Œuvres complètes de Béranger/Mon Tombeau
Pour les autres éditions de ce texte, voir Mon Tombeau.
MON TOMBEAU
Moi, bien portant, quoi ! vous pensez d’avance
À m’ériger une tombe à grands frais !
Sottise ! amis ; point de folle dépense.
Laissez aux grands le faste des regrets.
Avec le prix ou du marbre ou du cuivre,
Pour un gueux mort habit cent fois trop beau,
Faites achat d’un vin qui pousse à vivre ;
Buvons gaîment l’argent de mon tombeau.
À votre bourse un galant mausolée
Pourrait coûter vingt mille francs et plus.
Sous le ciel pur d’une riche vallée,
Allons six mois vivre en joyeux reclus.
Concerts et bals où la beauté convie,
Vont de plaisirs nous meubler un château.
Je veux risquer de trop aimer la vie ;
Mangeons gaîment l’argent de mon tombeau.
Mais je vieillis, et ma maîtresse est jeune.
Or il lui faut des parures de prix.
L’éclat du luxe adoucit un long jeûne ;
Témoin Longchamps où brille tout Paris.
Vous devez bien quelque chose à ma belle.
D’un cachemire elle attend le cadeau.
En viager sur un cœur si fidèle,
Plaçons gaîment l’argent de mon tombeau.
Non, mes amis, au spectacle des ombres
Je ne veux point d’une loge d’honneur.
Voyez ce pauvre, au teint pâle, aux yeux sombres ;
Près de mourir, ah ! qu’il goûte au bonheur.
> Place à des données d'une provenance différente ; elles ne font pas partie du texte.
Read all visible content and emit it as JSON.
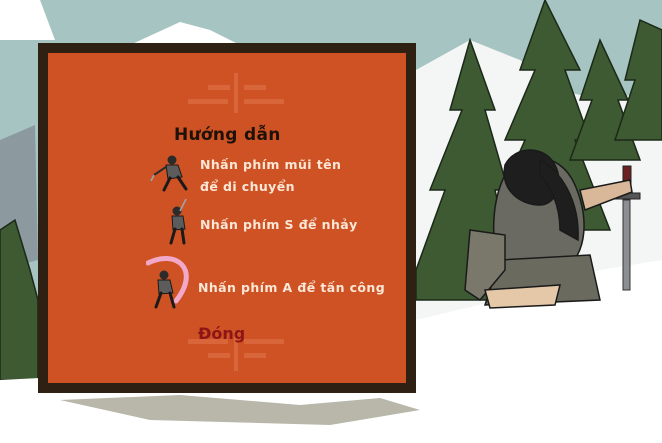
{
  "dialog": {
    "title": "Hướng dẫn",
    "instructions": [
      {
        "icon": "ninja-run-icon",
        "lines": [
          "Nhấn phím mũi tên",
          "để di chuyển"
        ]
      },
      {
        "icon": "ninja-jump-icon",
        "lines": [
          "Nhấn phím S để nhảy"
        ]
      },
      {
        "icon": "ninja-attack-icon",
        "lines": [
          "Nhấn phím A để tấn công"
        ]
      }
    ],
    "close_label": "Đóng"
  },
  "colors": {
    "panel": "#cf5225",
    "frame": "#2e2012",
    "title": "#1e1208",
    "text": "#fbe7d6",
    "close": "#8e1515",
    "sky": "#a6c5c2",
    "snow": "#ffffff",
    "forest": "#3e5a32"
  }
}
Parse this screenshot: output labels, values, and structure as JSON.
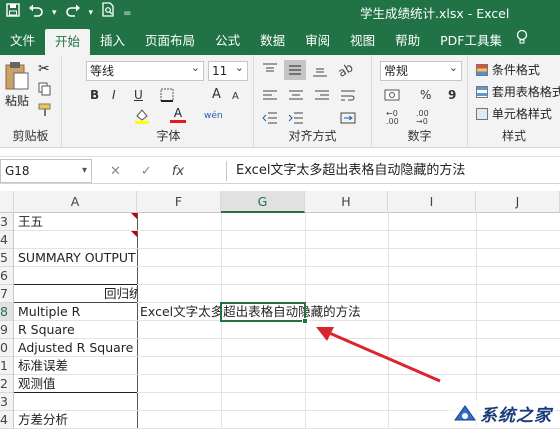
{
  "titlebar": {
    "title": "学生成绩统计.xlsx - Excel",
    "save_icon": "save-icon",
    "undo_icon": "undo-icon",
    "redo_icon": "redo-icon",
    "preview_icon": "print-preview-icon",
    "customize_icon": "customize-quick-access-icon"
  },
  "tabs": [
    "文件",
    "开始",
    "插入",
    "页面布局",
    "公式",
    "数据",
    "审阅",
    "视图",
    "帮助",
    "PDF工具集"
  ],
  "active_tab": "开始",
  "ribbon": {
    "clipboard": {
      "paste_label": "粘贴",
      "group_label": "剪贴板"
    },
    "font": {
      "font_name": "等线",
      "font_size": "11",
      "bold": "B",
      "italic": "I",
      "underline": "U",
      "grow": "A",
      "shrink": "A",
      "font_color_letter": "A",
      "wen": "wén",
      "group_label": "字体"
    },
    "alignment": {
      "group_label": "对齐方式"
    },
    "number": {
      "format": "常规",
      "percent": "%",
      "comma": "9",
      "group_label": "数字"
    },
    "styles": {
      "conditional": "条件格式",
      "table_format": "套用表格格式",
      "cell_styles": "单元格样式",
      "group_label": "样式"
    }
  },
  "formula_bar": {
    "name_box": "G18",
    "cancel": "✕",
    "enter": "✓",
    "fx": "fx",
    "content": "Excel文字太多超出表格自动隐藏的方法"
  },
  "columns": [
    "A",
    "F",
    "G",
    "H",
    "I",
    "J"
  ],
  "selected_column": "G",
  "rows": [
    {
      "num": "3",
      "a": "王五"
    },
    {
      "num": "4",
      "a": ""
    },
    {
      "num": "5",
      "a": "SUMMARY OUTPUT"
    },
    {
      "num": "6",
      "a": ""
    },
    {
      "num": "7",
      "a": "回归统"
    },
    {
      "num": "8",
      "a": "Multiple R"
    },
    {
      "num": "9",
      "a": "R Square"
    },
    {
      "num": "0",
      "a": "Adjusted R Square"
    },
    {
      "num": "1",
      "a": "标准误差"
    },
    {
      "num": "2",
      "a": "观测值"
    },
    {
      "num": "3",
      "a": ""
    },
    {
      "num": "4",
      "a": "方差分析"
    }
  ],
  "overflow_text": "Excel文字太多超出表格自动隐藏的方法",
  "watermark": {
    "text": "系统之家"
  },
  "colors": {
    "excel_green": "#217346",
    "arrow_red": "#d9262c",
    "ribbon_bg": "#f3f3f3"
  }
}
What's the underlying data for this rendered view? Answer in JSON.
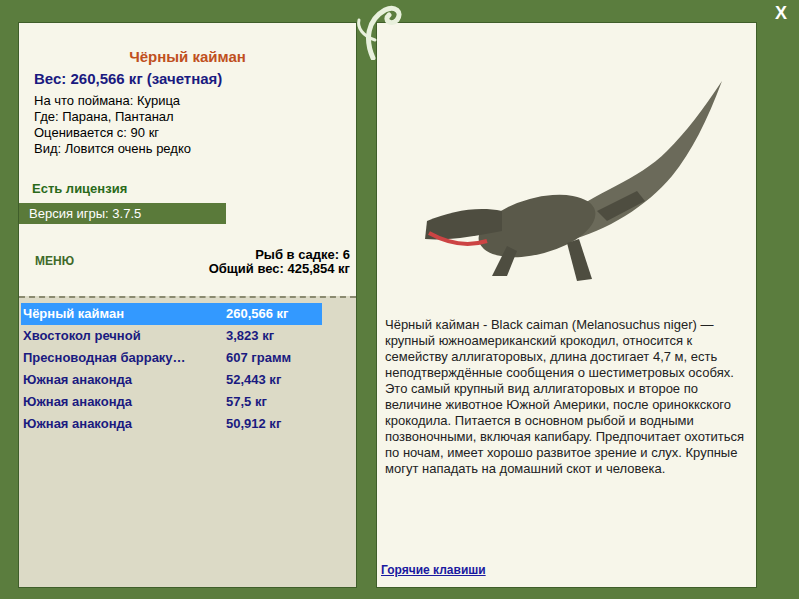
{
  "window": {
    "close": "X"
  },
  "catch": {
    "title": "Чёрный кайман",
    "weight": "Вес: 260,566 кг (зачетная)",
    "details": [
      "На что поймана: Курица",
      "Где: Парана, Пантанал",
      "Оценивается с: 90 кг",
      "Вид: Ловится очень редко"
    ],
    "license": "Есть лицензия",
    "version": "Версия игры: 3.7.5"
  },
  "menu": "МЕНЮ",
  "keepnet": {
    "count": "Рыб в садке: 6",
    "total": "Общий вес: 425,854 кг"
  },
  "fish_list": [
    {
      "name": "Чёрный кайман",
      "weight": "260,566 кг",
      "selected": true
    },
    {
      "name": "Хвостокол речной",
      "weight": "3,823 кг",
      "selected": false
    },
    {
      "name": "Пресноводная барраку…",
      "weight": "607 грамм",
      "selected": false
    },
    {
      "name": "Южная анаконда",
      "weight": "52,443 кг",
      "selected": false
    },
    {
      "name": "Южная анаконда",
      "weight": "57,5 кг",
      "selected": false
    },
    {
      "name": "Южная анаконда",
      "weight": "50,912 кг",
      "selected": false
    }
  ],
  "description": "Чёрный кайман - Black caiman (Melanosuchus niger) — крупный южноамериканский крокодил, относится к семейству аллигаторовых, длина достигает 4,7 м, есть неподтверждённые сообщения о шестиметровых особях. Это самый крупный вид аллигаторовых и второе по величине животное Южной Америки, после ориноккского крокодила. Питается в основном рыбой и водными позвоночными, включая капибару. Предпочитает охотиться по ночам, имеет хорошо развитое зрение и слух. Крупные могут нападать на домашний скот и человека.",
  "hotkeys_link": "Горячие клавиши"
}
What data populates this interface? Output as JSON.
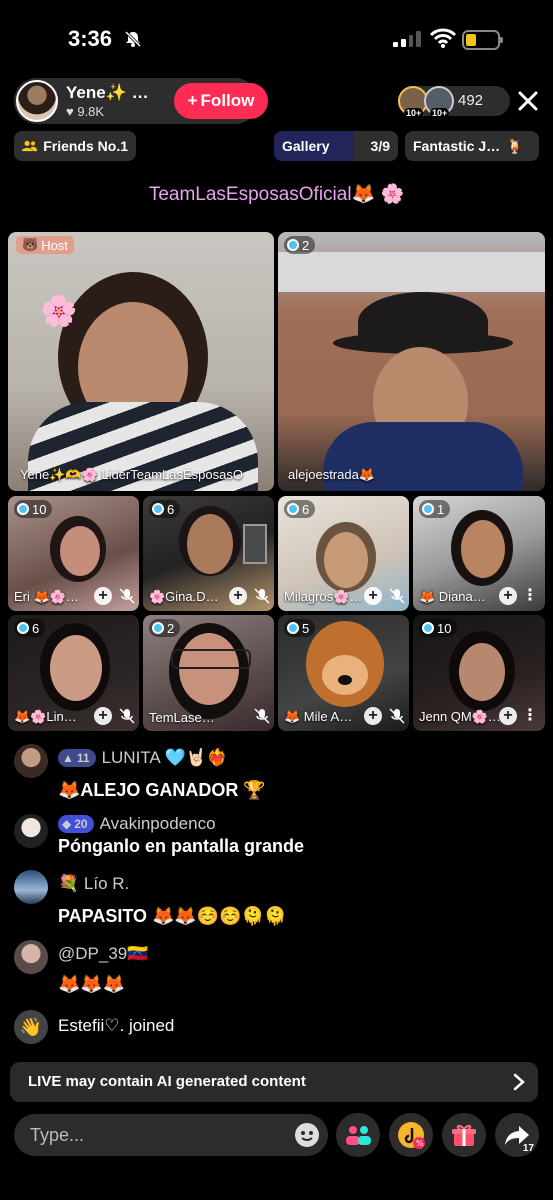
{
  "status": {
    "time": "3:36"
  },
  "host": {
    "name": "Yene✨ …",
    "likes": "9.8K",
    "follow_label": "Follow"
  },
  "viewers": {
    "count": "492",
    "avatar_badges": [
      "10+",
      "10+"
    ]
  },
  "chips": {
    "friends": "Friends No.1",
    "gallery": "Gallery",
    "gallery_count": "3/9",
    "fantastic": "Fantastic J…"
  },
  "team_banner": "TeamLasEsposasOficial🦊 🌸",
  "tiles": {
    "host_badge": "Host",
    "main": [
      {
        "name": "Yene✨🫶🌸 LiderTeamLasEsposasO",
        "badge": ""
      },
      {
        "name": "alejoestrada🦊",
        "badge": "2"
      }
    ],
    "grid": [
      {
        "name": "Eri 🦊🌸…",
        "badge": "10"
      },
      {
        "name": "🌸Gina.D…",
        "badge": "6"
      },
      {
        "name": "Milagros🌸…",
        "badge": "6"
      },
      {
        "name": "🦊 Diana…",
        "badge": "1"
      },
      {
        "name": "🦊🌸Lin…",
        "badge": "6"
      },
      {
        "name": "TemLase…",
        "badge": "2"
      },
      {
        "name": "🦊 Mile A…",
        "badge": "5"
      },
      {
        "name": "Jenn QM🌸…",
        "badge": "10"
      }
    ]
  },
  "chat": [
    {
      "user": "LUNITA 🩵🤘🏻❤️‍🔥",
      "level": "11",
      "message": "🦊ALEJO GANADOR 🏆"
    },
    {
      "user": "Avakinpodenco",
      "level": "20",
      "message": "Pónganlo en pantalla grande"
    },
    {
      "user": "💐 Lío R.",
      "level": "",
      "message": "PAPASITO 🦊🦊☺️☺️🫠🫠"
    },
    {
      "user": "@DP_39🇻🇪",
      "level": "",
      "message": "🦊🦊🦊"
    }
  ],
  "joined": "Estefii♡. joined",
  "ai_notice": "LIVE may contain AI generated content",
  "input": {
    "placeholder": "Type..."
  },
  "share_count": "17",
  "colors": {
    "follow": "#fe2c55",
    "team_banner": "#e6a3f0",
    "accent_blue": "#4fc3f7"
  }
}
À ce vieillard qui, las de sa besace,
Doit avant moi voir lever le rideau,
Pour qu’au parterre il me garde une place,
Donnons gaîment l’argent de mon tombeau.
Qu’importe à moi, que mon nom sur la pierre
Soit déchiffré par un futur savant ?
Et quant aux fleurs qu’on promet à ma bière,
Mieux vaut, je crois, les respirer vivant.
Postérité, qui peux bien ne pas naître,
À me chercher n’use point ton flambeau.
Sage mortel, j’ai su par la fenêtre
Jeter gaîment l’argent de mon tombeau.